Office: SCIE 4470
Lab: SCIE 4409-10
B.Sc. University of Alberta
Ph.D. University of Alberta
Post-Doctoral Research Associate, Arizona State University
My research focuses on various aspects of plant cell biology including:
- Identification and characterization of a unique class of integral membrane proteins known as "Tail-Anchored" (TA) proteins. Our research is currently aimed at identifying TA proteins using bioinformatic approaches and characterizing these proteins in terms of their localization, targeting signals, and the protein machinery (e.g., receptors) that mediate their membrane insertion and assembly.
- Understanding various aspects of the biogenesis of peroxisomes, including how membrane proteins are targeted to this organelle, and what role the endoplasmic reticulum (ER) serves in the formation of peroxisomes. We are also especially interested in understanding how certain viruses "hijack" peroxisomes for their replication in infected plant cells.
- Characterization of enzymes involved in seed oil biosynthesis. This research is aimed at understanding various aspects of the molecular and cellular mechanisms involved in producing seed oils and their proper packaging into oil bodies. One of our current goals is to engineer neutral lipid accumulation in vegetative tissues of plants.
My research takes advantage of a wide range of cellular and molecular technologies, as well as biochemical and microscopic approaches. We also routinely carry out heterologous expression of plant genes in yeast and mammalian cells as a means to provide insights to different aspects of the processes being examined. One of the long-term goals of this research is to provide the fundamental knowledge about plants needed to apply genetic manipulation/biotechnology successfully.
Hu J, Baker A, Bartel B, Linka N, Mullen RT, Reumann S, Zolman BK. 2012. Plant peroxisomes: biogenesis and function. Plant Cell 24: 2279-2303.
Chapman KD, Dyer JM, Mullen RT. 2012. Biogenesis and functions of lipid droplets. Journal of Lipid Research 53: 215-226.

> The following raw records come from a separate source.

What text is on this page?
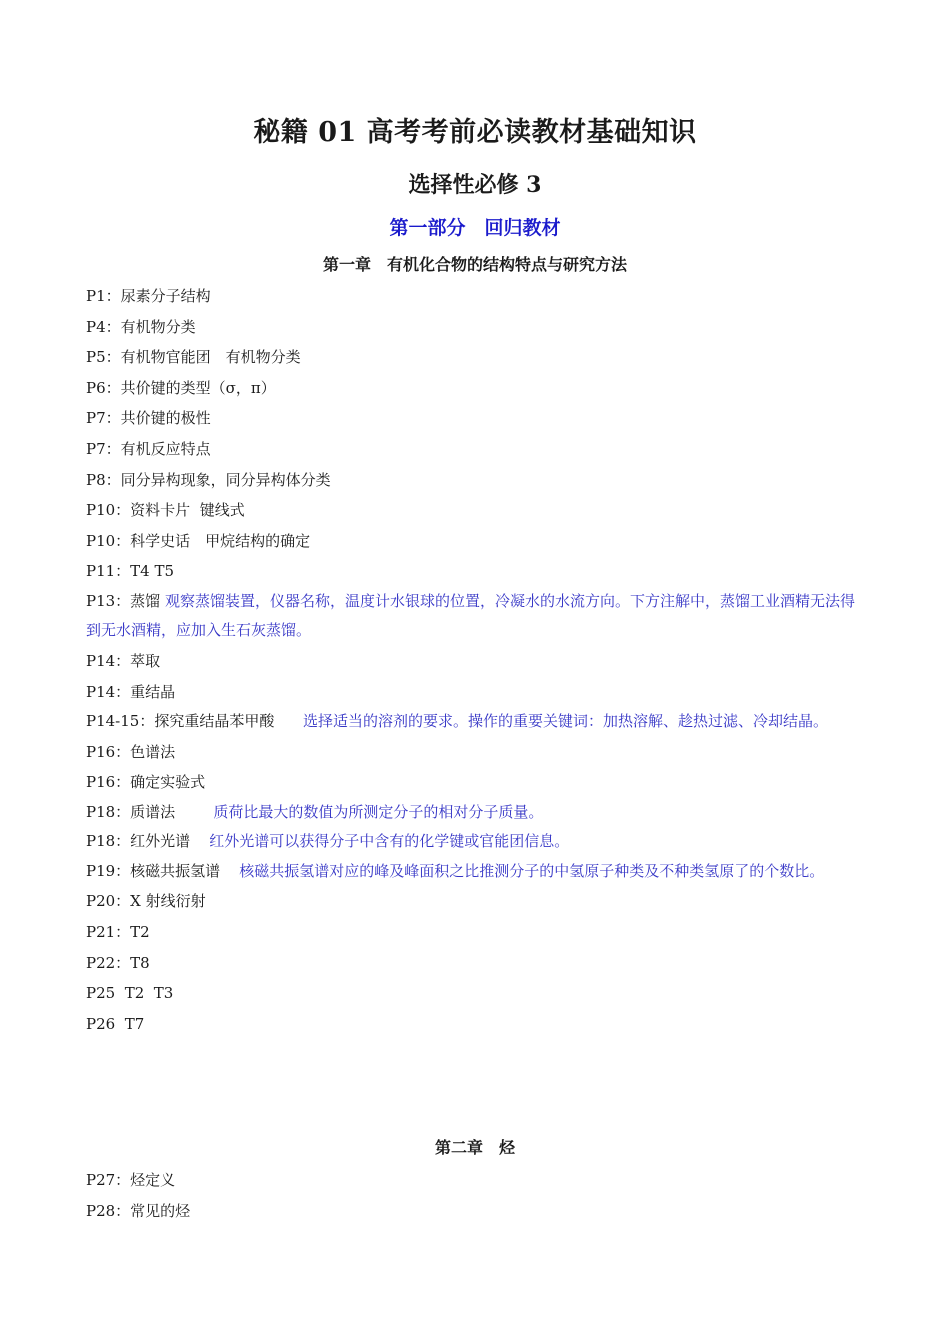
秘籍 01 高考考前必读教材基础知识
选择性必修 3
第一部分　回归教材
第一章　有机化合物的结构特点与研究方法
P1：尿素分子结构
P4：有机物分类
P5：有机物官能团　有机物分类
P6：共价键的类型（σ，π）
P7：共价键的极性
P7：有机反应特点
P8：同分异构现象，同分异构体分类
P10：资料卡片  键线式
P10：科学史话　甲烷结构的确定
P11：T4 T5
P13：蒸馏 观察蒸馏装置，仪器名称，温度计水银球的位置，冷凝水的水流方向。下方注解中，蒸馏工业酒精无法得到无水酒精，应加入生石灰蒸馏。
P14：萃取
P14：重结晶
P14-15：探究重结晶苯甲酸      选择适当的溶剂的要求。操作的重要关键词：加热溶解、趁热过滤、冷却结晶。
P16：色谱法
P16：确定实验式
P18：质谱法        质荷比最大的数值为所测定分子的相对分子质量。
P18：红外光谱    红外光谱可以获得分子中含有的化学键或官能团信息。
P19：核磁共振氢谱    核磁共振氢谱对应的峰及峰面积之比推测分子的中氢原子种类及不种类氢原了的个数比。
P20：X 射线衍射
P21：T2
P22：T8
P25  T2  T3
P26  T7
第二章　烃
P27：烃定义
P28：常见的烃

Ching SL, Gidda SK, Rochon A, van Cauwenberghe OR, Shelp BJ, Mullen RT. Glyoxylate reductase isoform 1 is localized in the cytosol and not peroxisomes in plant cells. Journal of Integrative Plant Biology 54:152-168.

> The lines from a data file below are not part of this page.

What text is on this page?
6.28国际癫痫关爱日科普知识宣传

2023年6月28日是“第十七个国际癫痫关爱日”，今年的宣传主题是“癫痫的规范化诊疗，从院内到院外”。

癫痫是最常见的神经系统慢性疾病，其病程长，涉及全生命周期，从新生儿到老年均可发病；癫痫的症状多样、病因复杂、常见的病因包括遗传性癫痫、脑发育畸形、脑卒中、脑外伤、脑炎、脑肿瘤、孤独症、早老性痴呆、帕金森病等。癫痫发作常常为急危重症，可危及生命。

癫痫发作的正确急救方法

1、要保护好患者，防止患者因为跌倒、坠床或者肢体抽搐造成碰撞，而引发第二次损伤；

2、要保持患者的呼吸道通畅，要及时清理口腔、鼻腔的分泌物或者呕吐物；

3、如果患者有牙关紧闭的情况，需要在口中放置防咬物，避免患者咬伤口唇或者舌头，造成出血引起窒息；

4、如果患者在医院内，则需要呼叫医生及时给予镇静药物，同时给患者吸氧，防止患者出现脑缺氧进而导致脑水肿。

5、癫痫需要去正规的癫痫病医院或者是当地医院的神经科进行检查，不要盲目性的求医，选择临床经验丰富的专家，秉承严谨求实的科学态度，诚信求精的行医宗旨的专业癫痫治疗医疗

Richardson LGL, Howard ASM, Khuu N, Gidda SK, McCartney A, Morphy BJ, Mullen RT. 2011. Protein-protein interaction network and subcellular localization of the Arabidopsis thaliana ESCRT machinery. Frontiers in Plant Science 2:1-18.
Gidda, S.K, J.M. Shockey, M. Falcone, P.K. Kim, S.J. Rothstein, D.W. Andrews, J.M Dyer and R.T. Mullen. 2011. Hydrophobic-domain-dependent protein-protein interactions mediate the localization of GPAT enzymes to ER subdomains. Traffic. 12:452-472
James, C.N., P.J. Horn, C.C. Richardson, S.K. Gidda, D. Zhang, R.T. Mullen, J.M. Dyer, R.G.W. Anderson and K.D. Chapman. 2010. Disruption of the Arabidopsis CGI-58 homologue produces Chanarin–Dorfman-like lipodystrophy in plants. Proc Natl Acad Sci USA. 107: 17833-17838.

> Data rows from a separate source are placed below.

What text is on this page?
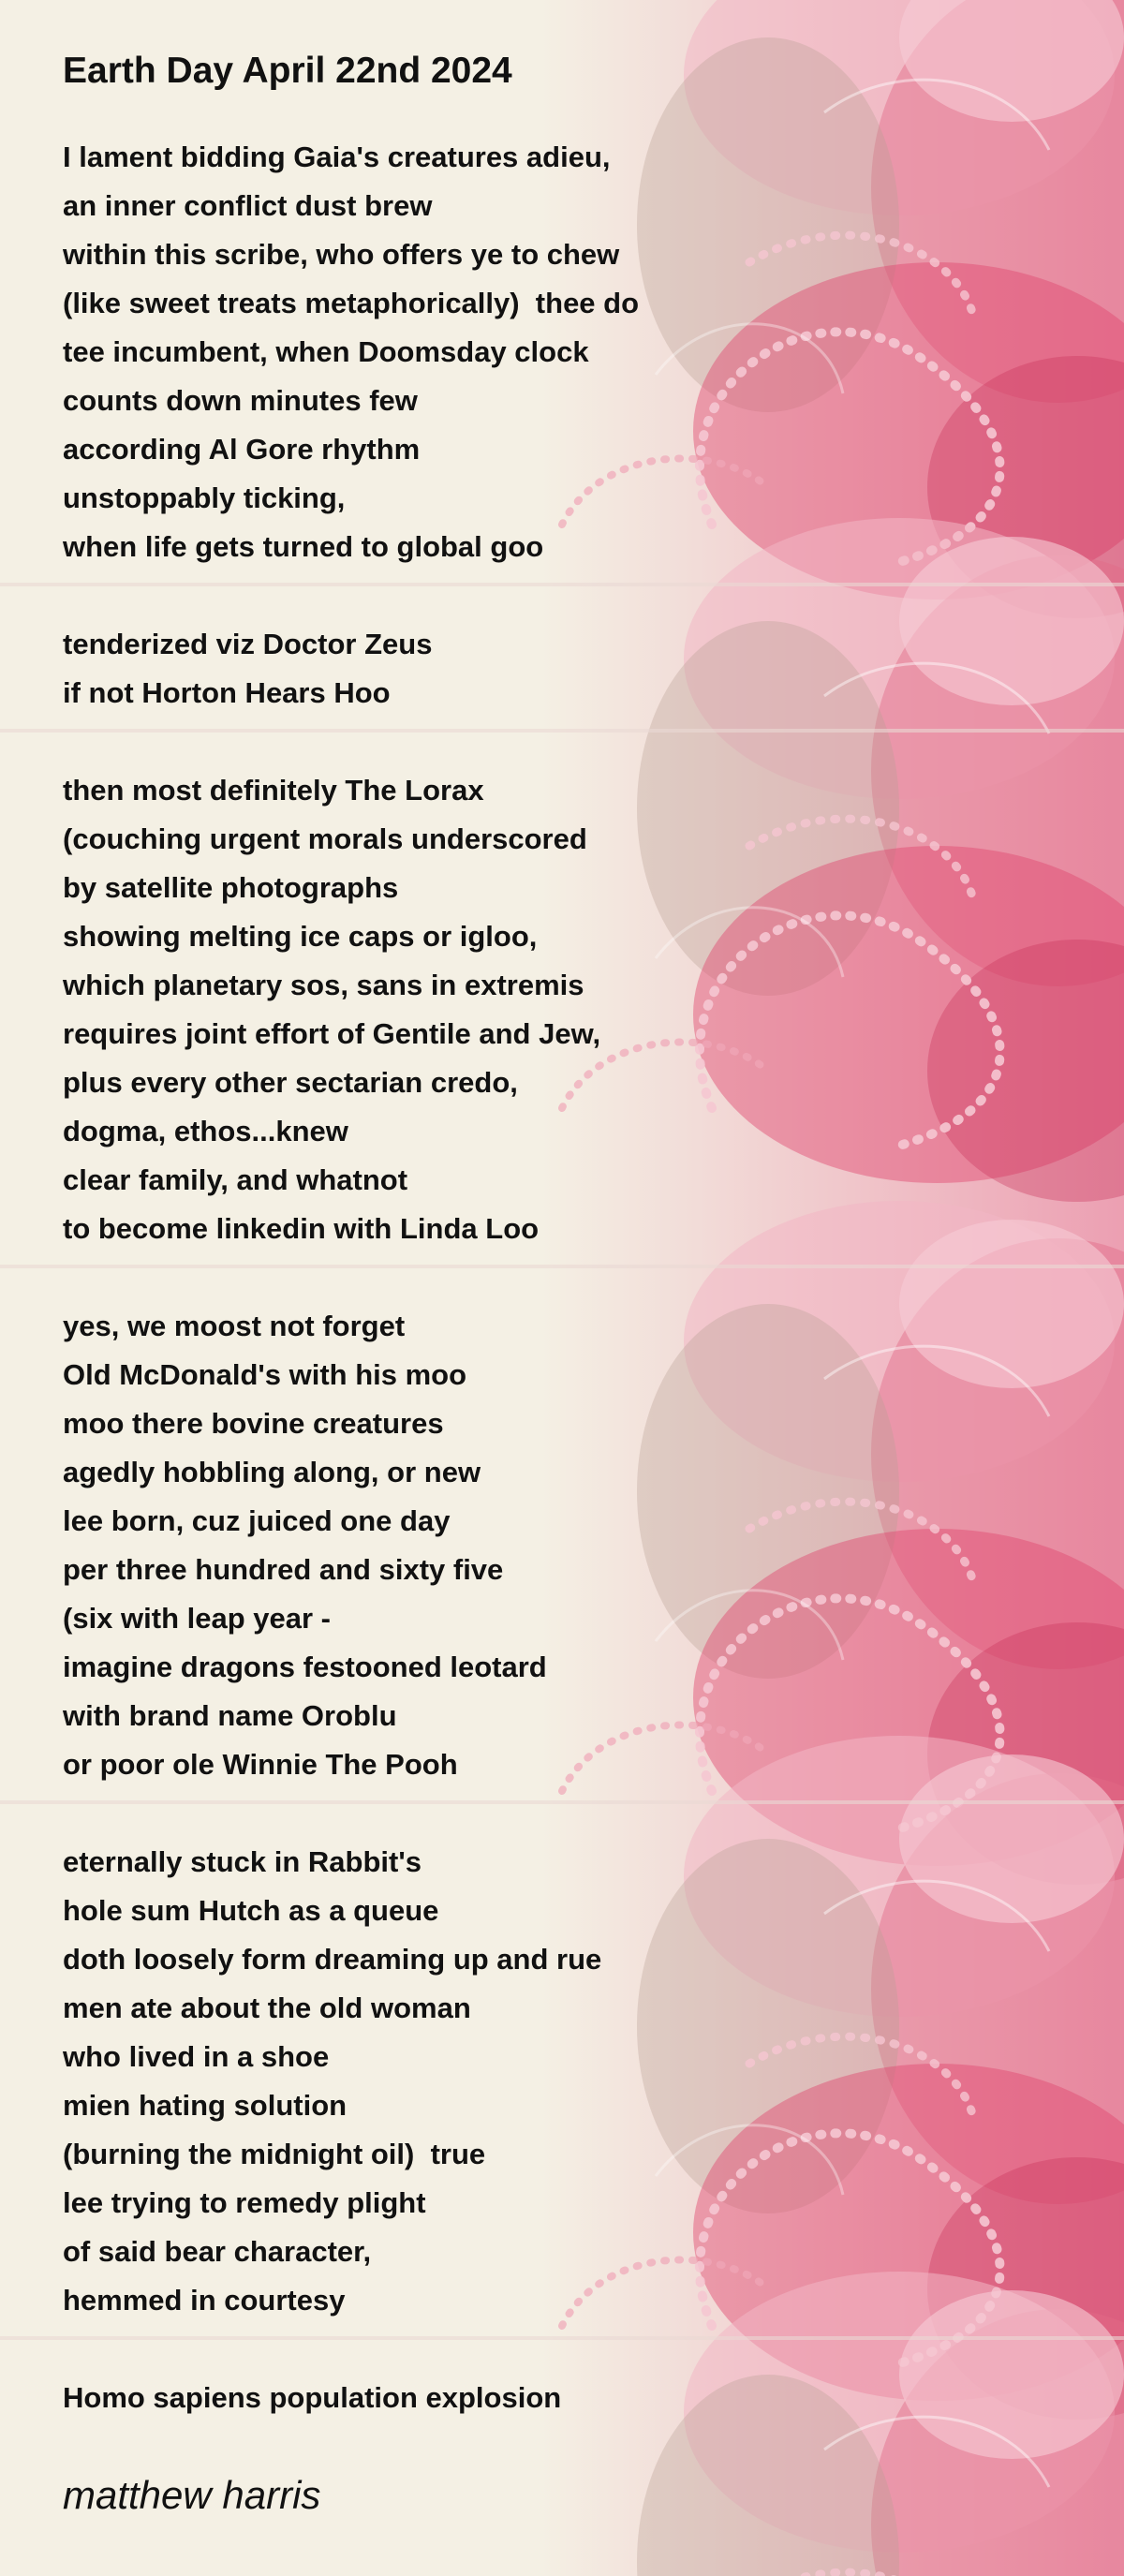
Earth Day April 22nd 2024
I lament bidding Gaia's creatures adieu,
an inner conflict dust brew
within this scribe, who offers ye to chew
(like sweet treats metaphorically)  thee do
tee incumbent, when Doomsday clock
counts down minutes few
according Al Gore rhythm
unstoppably ticking,
when life gets turned to global goo
tenderized viz Doctor Zeus
if not Horton Hears Hoo
then most definitely The Lorax
(couching urgent morals underscored
by satellite photographs
showing melting ice caps or igloo,
which planetary sos, sans in extremis
requires joint effort of Gentile and Jew,
plus every other sectarian credo,
dogma, ethos...knew
clear family, and whatnot
to become linkedin with Linda Loo
yes, we moost not forget
Old McDonald's with his moo
moo there bovine creatures
agedly hobbling along, or new
lee born, cuz juiced one day
per three hundred and sixty five
(six with leap year -
imagine dragons festooned leotard
with brand name Oroblu
or poor ole Winnie The Pooh
eternally stuck in Rabbit's
hole sum Hutch as a queue
doth loosely form dreaming up and rue
men ate about the old woman
who lived in a shoe
mien hating solution
(burning the midnight oil)  true
lee trying to remedy plight
of said bear character,
hemmed in courtesy
Homo sapiens population explosion
matthew harris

Dhanoa, P.K., L.G. Richardson, M.D. Smith, S.K. Gidda, M.P. Henderson, D.W. Andrews and R.T. Mullen. 2010. Distinct pathways mediate the sorting of tail-anchored proteins to the plastid outer envelope. PLoS ONE 5: 1-18.
At the undergraduate level, I am involved in co-teaching Molecular Biology of the Cell MCB*2050. I also participate in various courses (MCB*4500 and MCB*4510) that provide research opportunities for senior undergraduates to join my lab, work in close collaboration with graduate students and/or post-doctoral associates, and undertake a research project on a topic related to plant cell and molecular biology. For more information on these types of research opportunities, please contact me directly.
At the graduate level, I co-teach Structure and Function of Biological Membranes (MCB*6210), a course focusing on biochemical, cellular and molecular aspects of biological membranes.
A PhD graduate student position is available immediately in my laboratory in the area of plant cell biology. NSERC and/or DOE-funded project areas include: 1) the biogenesis (targeting and membrane association / integration) of tail-anchored proteins; 2) modifications to organelle membranes in virus-infected plant cells; and 3) oil body formation and the engineering of neutral lipid accumulation in vegetative tissues of plants.
Applicants should be independent and self-motivated. Experience with any aspect of cell biology is an asset. This offer is available to Canadian citizens or landed immigrants, but other strong candidates are welcome to apply.